In the past year, however, a number of weapons to prevent computer crashes have begun to enter the market. Unlike the AutoSave function that comes standard on most Microsoft programs, crash-protection software is designed specifically to prevent computer failures.
Although this option may be unavailable in regard to the computers in University labs, personal computers can be easily equipped with the gear.
Norton Crashguard from Symantec sells for around $29.95 and “succeeds admirably at pulling your system out of a tailspin most of the time,” according to a review in PCMagazine. The crash glitches it clears up include Windows application failures, system freezes and blue screen crashes.
Another term paper protector, Stay Alive, from TFI Technologies, works by catching errors before they occur. Although Crashguard offers a more thorough approach, Stay Alive does the basic job and sells for $19.95.
WinRescue from Superwin Software is a third possibility for crash protection. Also retailing for $19.95, WinRescue is designed particularly for the types of crashes caused by the clumsiness of Windows operating systems.

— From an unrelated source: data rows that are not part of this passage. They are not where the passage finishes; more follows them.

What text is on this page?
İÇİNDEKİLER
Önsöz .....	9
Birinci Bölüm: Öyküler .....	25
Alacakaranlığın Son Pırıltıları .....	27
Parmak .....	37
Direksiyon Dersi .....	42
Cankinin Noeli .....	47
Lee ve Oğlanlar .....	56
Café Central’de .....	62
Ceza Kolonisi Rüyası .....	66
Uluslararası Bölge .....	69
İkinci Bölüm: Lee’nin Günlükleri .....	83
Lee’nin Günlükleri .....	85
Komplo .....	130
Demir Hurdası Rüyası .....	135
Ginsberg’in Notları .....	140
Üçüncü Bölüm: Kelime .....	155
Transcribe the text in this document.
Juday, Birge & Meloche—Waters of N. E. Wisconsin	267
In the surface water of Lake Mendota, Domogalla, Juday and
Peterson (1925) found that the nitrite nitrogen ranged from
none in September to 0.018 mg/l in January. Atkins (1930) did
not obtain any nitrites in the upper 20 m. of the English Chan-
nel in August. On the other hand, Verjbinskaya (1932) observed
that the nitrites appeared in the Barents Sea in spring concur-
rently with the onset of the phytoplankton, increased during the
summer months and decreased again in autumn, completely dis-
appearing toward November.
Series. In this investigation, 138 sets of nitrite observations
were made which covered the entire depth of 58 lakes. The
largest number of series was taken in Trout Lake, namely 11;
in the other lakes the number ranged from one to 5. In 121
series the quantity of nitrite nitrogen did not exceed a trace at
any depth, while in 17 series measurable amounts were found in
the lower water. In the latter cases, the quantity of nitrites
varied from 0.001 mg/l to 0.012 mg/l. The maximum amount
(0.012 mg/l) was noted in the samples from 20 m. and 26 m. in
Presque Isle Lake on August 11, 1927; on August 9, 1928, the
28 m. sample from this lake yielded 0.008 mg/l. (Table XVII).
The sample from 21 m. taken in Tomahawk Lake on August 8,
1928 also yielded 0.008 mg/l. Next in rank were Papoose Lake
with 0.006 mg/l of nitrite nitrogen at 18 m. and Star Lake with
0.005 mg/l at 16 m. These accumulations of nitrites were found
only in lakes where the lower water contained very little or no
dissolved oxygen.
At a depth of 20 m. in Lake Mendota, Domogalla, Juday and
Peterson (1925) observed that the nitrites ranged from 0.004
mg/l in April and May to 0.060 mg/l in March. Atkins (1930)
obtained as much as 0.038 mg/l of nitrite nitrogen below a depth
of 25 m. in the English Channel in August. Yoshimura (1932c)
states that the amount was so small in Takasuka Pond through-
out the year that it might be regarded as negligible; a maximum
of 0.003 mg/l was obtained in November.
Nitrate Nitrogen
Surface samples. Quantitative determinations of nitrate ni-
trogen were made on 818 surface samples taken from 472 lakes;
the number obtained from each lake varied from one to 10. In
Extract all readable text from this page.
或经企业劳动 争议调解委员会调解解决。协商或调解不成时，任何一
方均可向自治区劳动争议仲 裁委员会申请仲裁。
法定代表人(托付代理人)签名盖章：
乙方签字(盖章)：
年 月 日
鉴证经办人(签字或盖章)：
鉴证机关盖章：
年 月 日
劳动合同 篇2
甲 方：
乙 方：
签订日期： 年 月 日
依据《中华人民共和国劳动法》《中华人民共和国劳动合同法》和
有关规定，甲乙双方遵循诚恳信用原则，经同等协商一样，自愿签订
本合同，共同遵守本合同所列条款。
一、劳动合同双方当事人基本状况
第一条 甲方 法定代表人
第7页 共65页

Even with these software options, all crashes “can’t necessarily be prevented, because there is some faulty software out there,” said Scott Wade, a computer technician with Remco Software Inc. of Dickinson, N.D.
Wade recommends “regularly doing a scandisk and a defragmentation” of the hard drive. Both programs are standard on Microsoft’s Windows operating systems. As software is removed and added to a computer, the Windows Registry can get disorganized and eventually cause problems.
The registry works like a filing cabinet where Windows stores information about the computer’s hardware and software. While scandisk and defragmentation don’t touch the registry, the source of some major problems, they can help a computer run faster and more smoothly.
But no matter how robust crash prevention software might be, unavoidable circumstances like lightning from striking a power line will continue to cause failures. Jamil Jabr, an information technical manager at the University, suggests thinking of “the work as unavailable until it is saved.”
After emphatically conveying the merits of saving current work as frequently as possible, Jabr said that there have not been many problems lately in the computer labs.
“If this did become a problem I would look into different solutions,” he said. The reason fewer problems occur is probably because “students are becoming more savvy” about saving, he added.
Reviews of crash-prevention software can be found at www.zynet.com. Trial versions of Stay Alive can be downloaded free at www.shareware.com.